A car drives over the ostensible bike lane. This is what I'm talking about.


This began to strike me as ridiculous. It's not like me to be dissuaded by fear; I think the proper amount of caution allows me to be safely adventurous. My inability to climb up a sheer face of ice was not really a damper on my everyday life but I decided to traverse a glacier in Iceland anyway; my refusal to ride my bike is, in fact, inhibiting me. It's silly to let this fear go on any longer. 



I'm going to get on it! I'm going to ride it! 


So I chose this morning for my ride, knowing that the time of day would provide the right number of challenges on my block.
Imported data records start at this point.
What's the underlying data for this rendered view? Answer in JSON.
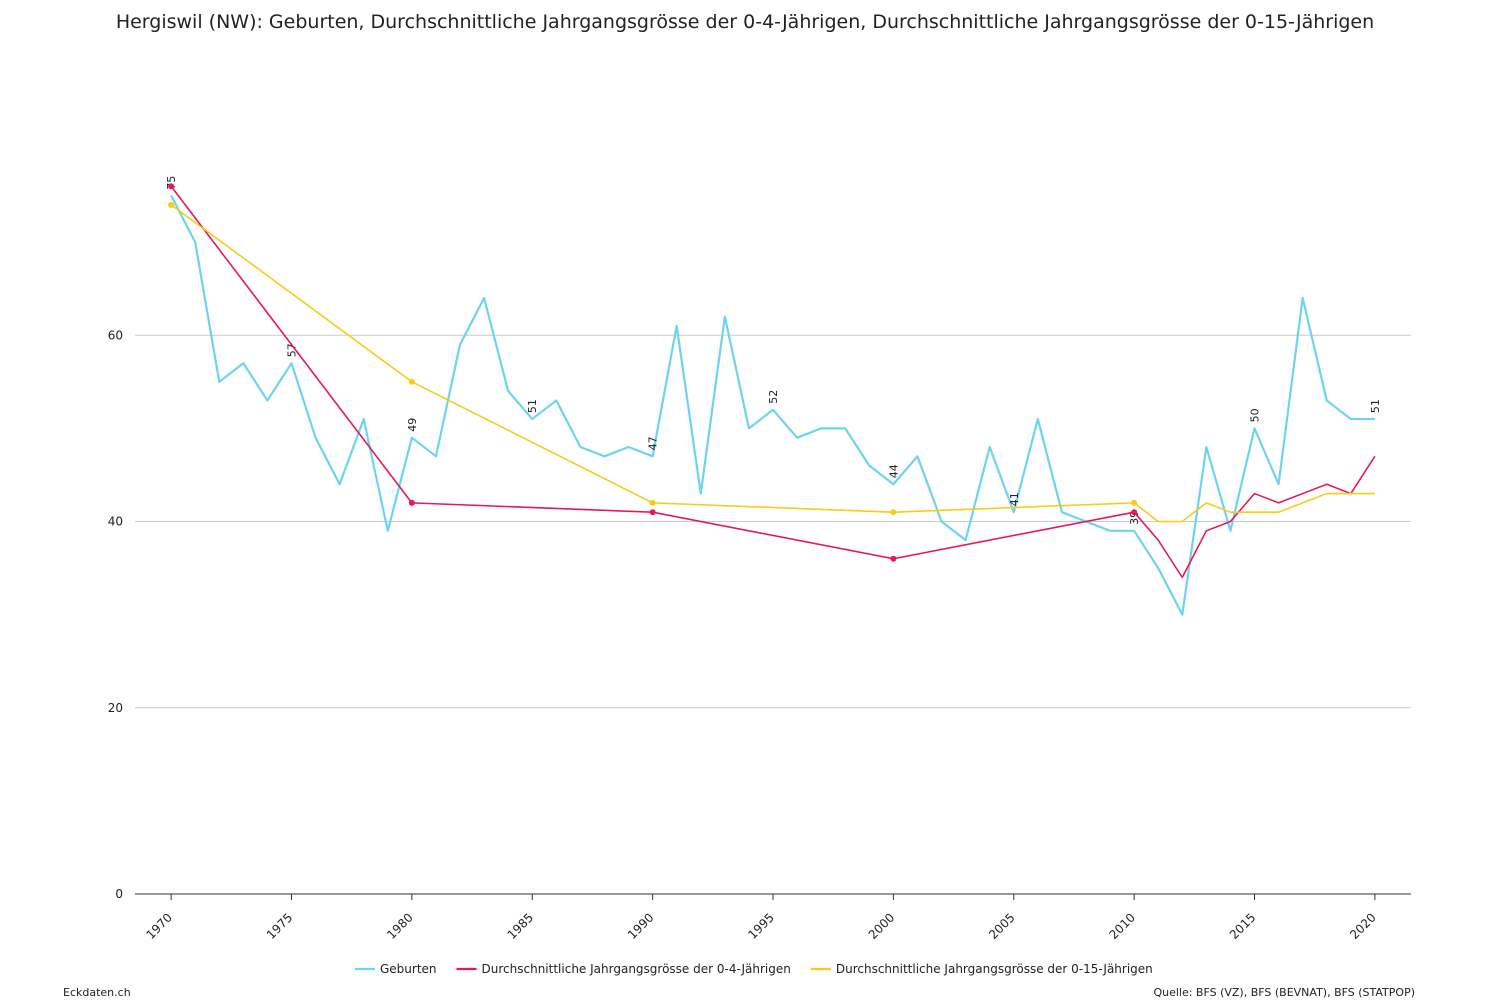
{
  "chart_data": {
    "type": "line",
    "title": "Hergiswil (NW): Geburten, Durchschnittliche Jahrgangsgrösse der 0-4-Jährigen, Durchschnittliche Jahrgangsgrösse der 0-15-Jährigen",
    "source": "Quelle: BFS (VZ), BFS (BEVNAT), BFS (STATPOP)",
    "brand": "Eckdaten.ch",
    "xlim": [
      1968.5,
      2021.5
    ],
    "xticks": [
      1970,
      1975,
      1980,
      1985,
      1990,
      1995,
      2000,
      2005,
      2010,
      2015,
      2020
    ],
    "ylim": [
      0,
      80
    ],
    "yticks": [
      0,
      20,
      40,
      60
    ],
    "grid": true,
    "legend": "bottom",
    "series": [
      {
        "name": "Geburten",
        "color": "#6fd3f0",
        "x": [
          1970,
          1971,
          1972,
          1973,
          1974,
          1975,
          1976,
          1977,
          1978,
          1979,
          1980,
          1981,
          1982,
          1983,
          1984,
          1985,
          1986,
          1987,
          1988,
          1989,
          1990,
          1991,
          1992,
          1993,
          1994,
          1995,
          1996,
          1997,
          1998,
          1999,
          2000,
          2001,
          2002,
          2003,
          2004,
          2005,
          2006,
          2007,
          2008,
          2009,
          2010,
          2011,
          2012,
          2013,
          2014,
          2015,
          2016,
          2017,
          2018,
          2019,
          2020
        ],
        "values": [
          75,
          70,
          55,
          57,
          53,
          57,
          49,
          44,
          51,
          39,
          49,
          47,
          59,
          64,
          54,
          51,
          53,
          48,
          47,
          48,
          47,
          61,
          43,
          62,
          50,
          52,
          49,
          50,
          50,
          46,
          44,
          47,
          40,
          38,
          48,
          41,
          51,
          41,
          40,
          39,
          39,
          35,
          30,
          48,
          39,
          50,
          44,
          64,
          53,
          51,
          51
        ]
      },
      {
        "name": "Durchschnittliche Jahrgangsgrösse der 0-4-Jährigen",
        "color": "#e5185a",
        "x": [
          1970,
          1980,
          1990,
          2000,
          2010,
          2011,
          2012,
          2013,
          2014,
          2015,
          2016,
          2017,
          2018,
          2019,
          2020
        ],
        "values": [
          76,
          42,
          41,
          36,
          41,
          38,
          34,
          39,
          40,
          43,
          42,
          43,
          44,
          43,
          47
        ]
      },
      {
        "name": "Durchschnittliche Jahrgangsgrösse der 0-15-Jährigen",
        "color": "#f6cc15",
        "x": [
          1970,
          1980,
          1990,
          2000,
          2010,
          2011,
          2012,
          2013,
          2014,
          2015,
          2016,
          2017,
          2018,
          2019,
          2020
        ],
        "values": [
          74,
          55,
          42,
          41,
          42,
          40,
          40,
          42,
          41,
          41,
          41,
          42,
          43,
          43,
          43
        ]
      }
    ]
  }
}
The produce truck would be unloading at the 24-hour mini mart downstairs, and a few taxi drivers would be waiting at the stand, but the traffic wouldn't yet be bad. I plotted my route so that I'd have only right turns and I'd avoid the steep inclines closer to the river. I pumped up both tires, grabbed my helmet, and wrestled my bike down the staircase. At the bottom I noticed my yoga pants were smeared with bicycle grease and a thick layer of dust.

And then I was off! Things were terribly awkward and wobbly for the first stretch, but I got into my groove a few pedals in. Although my plan was to go only once around the block, I went twice! And I liked it!



The fearless adventurer returns home.


HOW I LEFT MY COMFORT ZONE:
Um, I risked my life. 

WHAT I LEARNED TODAY:
I am invincible!

I realised that I can't wait around until conditions are perfectly right before undertaking a project, task, or challenge.  They never will be. The road will never be completely free of cars, garbage trucks, and potholes, but I don't have to wait until then to ride my bike.